To celebrate the international women’s day, the University of Luxembourg organised a round table to discuss gender biases in medicine practice. The event gathered experts from education, research, government and media. 30 participants attended the event on Belval campus.

Lack of gender diversity in clinical studies

Various publications have demonstrated that women are underrepresented in clinical research. For instance, the article “Lack of consideration of sex and gender in COVID-19 clinical studies” published in 2021 showed that attention to sex and gender at the registration and publication stages for COVID-19 studies were generally low. According to the study, gender can influence access to testing, diagnosis, medical care, and pharmacological treatments, and significantly affect the availability of social, economic, and logistic support. Gender can also influence preventative and risk behaviour, possibly impacting the course of the infection. Both sex and gender can influence the pharmacokinetics, pharmacodynamics, and the safety profile of drugs.

Fruitful exchanges

Moderated by famous BBC presenter Tanya Beckett, the panel of experts was composed of Françoise Berthet, president of the Observatoire National de la Santé in Luxembourg ; Maya Dusenbery journalist, editor, and author of a renowned book in this field ; Els Goetghebeur, professor in mathematical statistics at Ghent University and Gilbert Massard, director of the medical education at the University of Luxembourg.

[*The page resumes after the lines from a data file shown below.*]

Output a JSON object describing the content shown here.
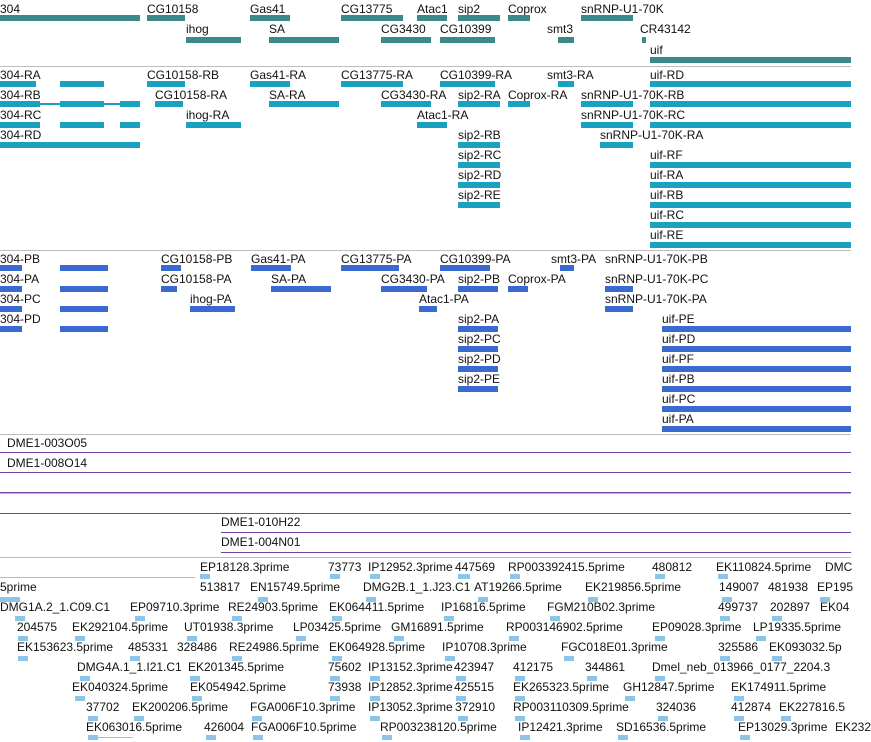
{
  "colors": {
    "gene": "#3b8a8a",
    "transcript": "#1aa0c0",
    "protein": "#3a6ad0",
    "clone": "#7a3fa0",
    "est": "#8ec4e8",
    "separator": "#bdbdbd"
  },
  "gene_track": {
    "labels": [
      "304",
      "CG10158",
      "Gas41",
      "CG13775",
      "Atac1",
      "sip2",
      "Coprox",
      "snRNP-U1-70K",
      "ihog",
      "SA",
      "CG3430",
      "CG10399",
      "smt3",
      "CR43142",
      "uif"
    ]
  },
  "transcript_track": {
    "labels": [
      "304-RA",
      "CG10158-RB",
      "Gas41-RA",
      "CG13775-RA",
      "CG10399-RA",
      "smt3-RA",
      "uif-RD",
      "304-RB",
      "CG10158-RA",
      "SA-RA",
      "CG3430-RA",
      "sip2-RA",
      "Coprox-RA",
      "snRNP-U1-70K-RB",
      "304-RC",
      "ihog-RA",
      "Atac1-RA",
      "snRNP-U1-70K-RC",
      "304-RD",
      "sip2-RB",
      "snRNP-U1-70K-RA",
      "sip2-RC",
      "uif-RF",
      "sip2-RD",
      "uif-RA",
      "sip2-RE",
      "uif-RB",
      "uif-RC",
      "uif-RE"
    ]
  },
  "protein_track": {
    "labels": [
      "304-PB",
      "CG10158-PB",
      "Gas41-PA",
      "CG13775-PA",
      "CG10399-PA",
      "smt3-PA",
      "snRNP-U1-70K-PB",
      "304-PA",
      "CG10158-PA",
      "SA-PA",
      "CG3430-PA",
      "sip2-PB",
      "Coprox-PA",
      "snRNP-U1-70K-PC",
      "304-PC",
      "ihog-PA",
      "Atac1-PA",
      "snRNP-U1-70K-PA",
      "304-PD",
      "sip2-PA",
      "uif-PE",
      "sip2-PC",
      "uif-PD",
      "sip2-PD",
      "uif-PF",
      "sip2-PE",
      "uif-PB",
      "uif-PC",
      "uif-PA"
    ]
  },
  "clone_track_1": {
    "labels": [
      "DME1-003O05",
      "DME1-008O14"
    ]
  },
  "clone_track_2": {
    "labels": [
      "DME1-010H22",
      "DME1-004N01"
    ]
  },
  "est_track": {
    "labels": [
      "EP18128.3prime",
      "73773",
      "IP12952.3prime",
      "447569",
      "RP003392415.5prime",
      "480812",
      "EK110824.5prime",
      "DMC",
      "5prime",
      "513817",
      "EN15749.5prime",
      "DMG2B.1_1.J23.C1",
      "AT19266.5prime",
      "EK219856.5prime",
      "149007",
      "481938",
      "EP195",
      "DMG1A.2_1.C09.C1",
      "EP09710.3prime",
      "RE24903.5prime",
      "EK064411.5prime",
      "IP16816.5prime",
      "FGM210B02.3prime",
      "499737",
      "202897",
      "EK04",
      "204575",
      "EK292104.5prime",
      "UT01938.3prime",
      "LP03425.5prime",
      "GM16891.5prime",
      "RP003146902.5prime",
      "EP09028.3prime",
      "LP19335.5prime",
      "EK153623.5prime",
      "485331",
      "328486",
      "RE24986.5prime",
      "EK064928.5prime",
      "IP10708.3prime",
      "FGC018E01.3prime",
      "325586",
      "EK093032.5p",
      "DMG4A.1_1.I21.C1",
      "EK201345.5prime",
      "75602",
      "IP13152.3prime",
      "423947",
      "412175",
      "344861",
      "Dmel_neb_013966_0177_2204.3",
      "EK040324.5prime",
      "EK054942.5prime",
      "73938",
      "IP12852.3prime",
      "425515",
      "EK265323.5prime",
      "GH12847.5prime",
      "EK174911.5prime",
      "37702",
      "EK200206.5prime",
      "FGA006F10.3prime",
      "IP13052.3prime",
      "372910",
      "RP003110309.5prime",
      "324036",
      "412874",
      "EK227816.5",
      "EK063016.5prime",
      "426004",
      "FGA006F10.5prime",
      "RP003238120.5prime",
      "IP12421.3prime",
      "SD16536.5prime",
      "EP13029.3prime",
      "EK232"
    ]
  }
}
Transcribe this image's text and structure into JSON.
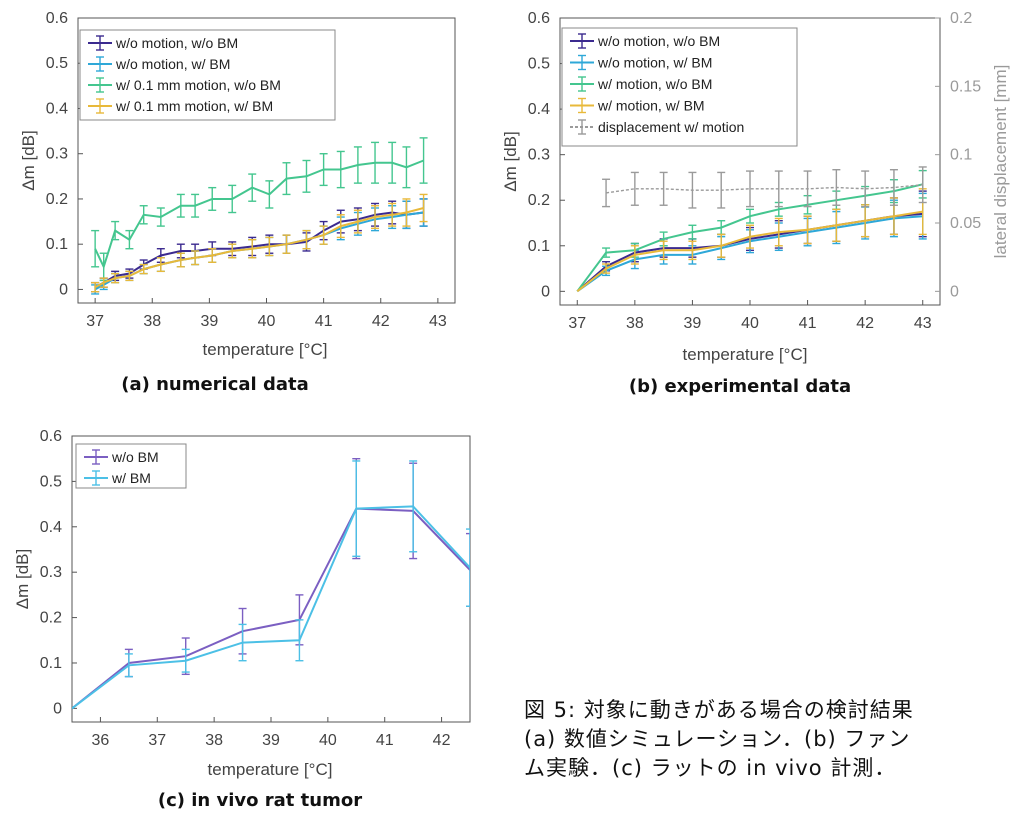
{
  "chart_data": [
    {
      "id": "a",
      "type": "line",
      "title": "(a) numerical data",
      "xlabel": "temperature [°C]",
      "ylabel": "Δm [dB]",
      "xlim": [
        36.7,
        43.3
      ],
      "ylim": [
        -0.03,
        0.6
      ],
      "xticks": [
        37,
        38,
        39,
        40,
        41,
        42,
        43
      ],
      "yticks": [
        0,
        0.1,
        0.2,
        0.3,
        0.4,
        0.5,
        0.6
      ],
      "legend": "top-left",
      "series": [
        {
          "name": "w/o motion, w/o BM",
          "color": "#3b2a8f",
          "x": [
            37.0,
            37.15,
            37.35,
            37.6,
            37.85,
            38.15,
            38.5,
            38.75,
            39.05,
            39.4,
            39.75,
            40.05,
            40.35,
            40.7,
            41.0,
            41.3,
            41.6,
            41.9,
            42.2,
            42.45,
            42.75
          ],
          "y": [
            0.005,
            0.015,
            0.03,
            0.035,
            0.055,
            0.075,
            0.085,
            0.085,
            0.09,
            0.09,
            0.095,
            0.1,
            0.1,
            0.105,
            0.13,
            0.15,
            0.155,
            0.165,
            0.17,
            0.165,
            0.17
          ],
          "err": [
            0.01,
            0.01,
            0.01,
            0.01,
            0.01,
            0.015,
            0.015,
            0.015,
            0.015,
            0.015,
            0.02,
            0.02,
            0.02,
            0.02,
            0.02,
            0.025,
            0.025,
            0.025,
            0.025,
            0.03,
            0.03
          ]
        },
        {
          "name": "w/o motion, w/ BM",
          "color": "#2ea8d8",
          "x": [
            37.0,
            37.15,
            37.35,
            37.6,
            37.85,
            38.15,
            38.5,
            38.75,
            39.05,
            39.4,
            39.75,
            40.05,
            40.35,
            40.7,
            41.0,
            41.3,
            41.6,
            41.9,
            42.2,
            42.45,
            42.75
          ],
          "y": [
            0.0,
            0.01,
            0.025,
            0.03,
            0.045,
            0.055,
            0.065,
            0.07,
            0.075,
            0.085,
            0.09,
            0.095,
            0.1,
            0.11,
            0.12,
            0.135,
            0.145,
            0.155,
            0.16,
            0.165,
            0.17
          ],
          "err": [
            0.01,
            0.01,
            0.01,
            0.01,
            0.01,
            0.015,
            0.015,
            0.015,
            0.015,
            0.015,
            0.02,
            0.02,
            0.02,
            0.02,
            0.02,
            0.025,
            0.025,
            0.025,
            0.025,
            0.03,
            0.03
          ]
        },
        {
          "name": "w/ 0.1 mm motion, w/o BM",
          "color": "#44c68f",
          "x": [
            37.0,
            37.15,
            37.35,
            37.6,
            37.85,
            38.15,
            38.5,
            38.75,
            39.05,
            39.4,
            39.75,
            40.05,
            40.35,
            40.7,
            41.0,
            41.3,
            41.6,
            41.9,
            42.2,
            42.45,
            42.75
          ],
          "y": [
            0.09,
            0.05,
            0.13,
            0.11,
            0.165,
            0.16,
            0.185,
            0.185,
            0.2,
            0.2,
            0.225,
            0.21,
            0.245,
            0.25,
            0.265,
            0.265,
            0.275,
            0.28,
            0.28,
            0.27,
            0.285
          ],
          "err": [
            0.04,
            0.03,
            0.02,
            0.02,
            0.02,
            0.02,
            0.025,
            0.025,
            0.025,
            0.03,
            0.03,
            0.03,
            0.035,
            0.035,
            0.035,
            0.04,
            0.04,
            0.045,
            0.045,
            0.045,
            0.05
          ]
        },
        {
          "name": "w/ 0.1 mm motion, w/ BM",
          "color": "#e8b93a",
          "x": [
            37.0,
            37.15,
            37.35,
            37.6,
            37.85,
            38.15,
            38.5,
            38.75,
            39.05,
            39.4,
            39.75,
            40.05,
            40.35,
            40.7,
            41.0,
            41.3,
            41.6,
            41.9,
            42.2,
            42.45,
            42.75
          ],
          "y": [
            0.005,
            0.015,
            0.025,
            0.03,
            0.045,
            0.055,
            0.065,
            0.07,
            0.075,
            0.085,
            0.09,
            0.095,
            0.1,
            0.11,
            0.12,
            0.14,
            0.15,
            0.16,
            0.165,
            0.17,
            0.18
          ],
          "err": [
            0.01,
            0.01,
            0.01,
            0.01,
            0.01,
            0.015,
            0.015,
            0.015,
            0.015,
            0.015,
            0.02,
            0.02,
            0.02,
            0.02,
            0.02,
            0.025,
            0.025,
            0.025,
            0.025,
            0.03,
            0.03
          ]
        }
      ]
    },
    {
      "id": "b",
      "type": "line",
      "title": "(b) experimental data",
      "xlabel": "temperature [°C]",
      "ylabel": "Δm [dB]",
      "y2label": "lateral displacement [mm]",
      "xlim": [
        36.7,
        43.3
      ],
      "ylim": [
        -0.03,
        0.6
      ],
      "y2lim": [
        -0.01,
        0.2
      ],
      "xticks": [
        37,
        38,
        39,
        40,
        41,
        42,
        43
      ],
      "yticks": [
        0,
        0.1,
        0.2,
        0.3,
        0.4,
        0.5,
        0.6
      ],
      "y2ticks": [
        0,
        0.05,
        0.1,
        0.15,
        0.2
      ],
      "legend": "top-left",
      "series": [
        {
          "name": "w/o motion, w/o BM",
          "color": "#3b2a8f",
          "axis": "left",
          "x": [
            37,
            37.5,
            38,
            38.5,
            39,
            39.5,
            40,
            40.5,
            41,
            41.5,
            42,
            42.5,
            43
          ],
          "y": [
            0,
            0.055,
            0.085,
            0.095,
            0.095,
            0.1,
            0.115,
            0.125,
            0.135,
            0.145,
            0.155,
            0.165,
            0.17
          ],
          "err": [
            0,
            0.01,
            0.02,
            0.02,
            0.02,
            0.025,
            0.025,
            0.03,
            0.03,
            0.035,
            0.035,
            0.04,
            0.05
          ]
        },
        {
          "name": "w/o motion, w/ BM",
          "color": "#2ea8d8",
          "axis": "left",
          "x": [
            37,
            37.5,
            38,
            38.5,
            39,
            39.5,
            40,
            40.5,
            41,
            41.5,
            42,
            42.5,
            43
          ],
          "y": [
            0,
            0.045,
            0.07,
            0.08,
            0.08,
            0.095,
            0.11,
            0.12,
            0.13,
            0.14,
            0.15,
            0.16,
            0.165
          ],
          "err": [
            0,
            0.01,
            0.02,
            0.02,
            0.02,
            0.025,
            0.025,
            0.03,
            0.03,
            0.035,
            0.035,
            0.04,
            0.05
          ]
        },
        {
          "name": "w/ motion, w/o BM",
          "color": "#44c68f",
          "axis": "left",
          "x": [
            37,
            37.5,
            38,
            38.5,
            39,
            39.5,
            40,
            40.5,
            41,
            41.5,
            42,
            42.5,
            43
          ],
          "y": [
            0,
            0.085,
            0.09,
            0.115,
            0.13,
            0.14,
            0.165,
            0.18,
            0.19,
            0.2,
            0.21,
            0.22,
            0.235
          ],
          "err": [
            0,
            0.01,
            0.015,
            0.015,
            0.015,
            0.015,
            0.015,
            0.015,
            0.02,
            0.02,
            0.02,
            0.025,
            0.03
          ]
        },
        {
          "name": "w/ motion, w/ BM",
          "color": "#e8b93a",
          "axis": "left",
          "x": [
            37,
            37.5,
            38,
            38.5,
            39,
            39.5,
            40,
            40.5,
            41,
            41.5,
            42,
            42.5,
            43
          ],
          "y": [
            0,
            0.05,
            0.08,
            0.09,
            0.09,
            0.1,
            0.12,
            0.13,
            0.135,
            0.145,
            0.155,
            0.165,
            0.175
          ],
          "err": [
            0,
            0.01,
            0.02,
            0.02,
            0.02,
            0.025,
            0.025,
            0.03,
            0.03,
            0.035,
            0.035,
            0.04,
            0.05
          ]
        },
        {
          "name": "displacement w/ motion",
          "color": "#9a9a9a",
          "axis": "right",
          "dashed": true,
          "x": [
            37.5,
            38,
            38.5,
            39,
            39.5,
            40,
            40.5,
            41,
            41.5,
            42,
            42.5,
            43
          ],
          "y": [
            0.072,
            0.075,
            0.075,
            0.074,
            0.074,
            0.075,
            0.075,
            0.075,
            0.076,
            0.075,
            0.076,
            0.078
          ],
          "err": [
            0.01,
            0.012,
            0.012,
            0.013,
            0.013,
            0.013,
            0.013,
            0.013,
            0.013,
            0.013,
            0.013,
            0.013
          ]
        }
      ]
    },
    {
      "id": "c",
      "type": "line",
      "title": "(c) in vivo rat tumor",
      "xlabel": "temperature [°C]",
      "ylabel": "Δm [dB]",
      "xlim": [
        35.5,
        42.5
      ],
      "ylim": [
        -0.03,
        0.6
      ],
      "xticks": [
        36,
        37,
        38,
        39,
        40,
        41,
        42
      ],
      "yticks": [
        0,
        0.1,
        0.2,
        0.3,
        0.4,
        0.5,
        0.6
      ],
      "legend": "top-left",
      "series": [
        {
          "name": "w/o BM",
          "color": "#7b5fc2",
          "x": [
            35.5,
            36.5,
            37.5,
            38.5,
            39.5,
            40.5,
            41.5,
            42.5
          ],
          "y": [
            0,
            0.1,
            0.115,
            0.17,
            0.195,
            0.44,
            0.435,
            0.305
          ],
          "err": [
            0,
            0.03,
            0.04,
            0.05,
            0.055,
            0.11,
            0.105,
            0.08
          ]
        },
        {
          "name": "w/ BM",
          "color": "#4cc0e6",
          "x": [
            35.5,
            36.5,
            37.5,
            38.5,
            39.5,
            40.5,
            41.5,
            42.5
          ],
          "y": [
            0,
            0.095,
            0.105,
            0.145,
            0.15,
            0.44,
            0.445,
            0.31
          ],
          "err": [
            0,
            0.025,
            0.025,
            0.04,
            0.045,
            0.105,
            0.1,
            0.085
          ]
        }
      ]
    }
  ],
  "caption": {
    "line1": "図 5: 対象に動きがある場合の検討結果",
    "line2": "(a) 数値シミュレーション．(b) ファン",
    "line3": "ム実験．(c) ラットの in vivo 計測．"
  }
}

During the exchanges, Maya presented her book "Doing Harm: The Truth About How Bad Medicine and Lazy Science Leave Women Dismissed, Misdiagnosed, and Sick", where she explores the deep, systemic problems that underlie women’s experiences of feeling dismissed by the medical system. Then, Françoise Berthet explained how the Observatoire national de la santé was launched in 2022 to guide health decisions and policies and assess their impact based on data analysis. As researcher in statistics, Els Goetghebeur demonstrated how data analysis shows gender biases in biomedical applications. Gilbert Massard finally shared his testimonial and experience in the field of cardio thoracic surgery.

The event was organised thanks to the support of the Gender Equality Office at the University of Luxembourg.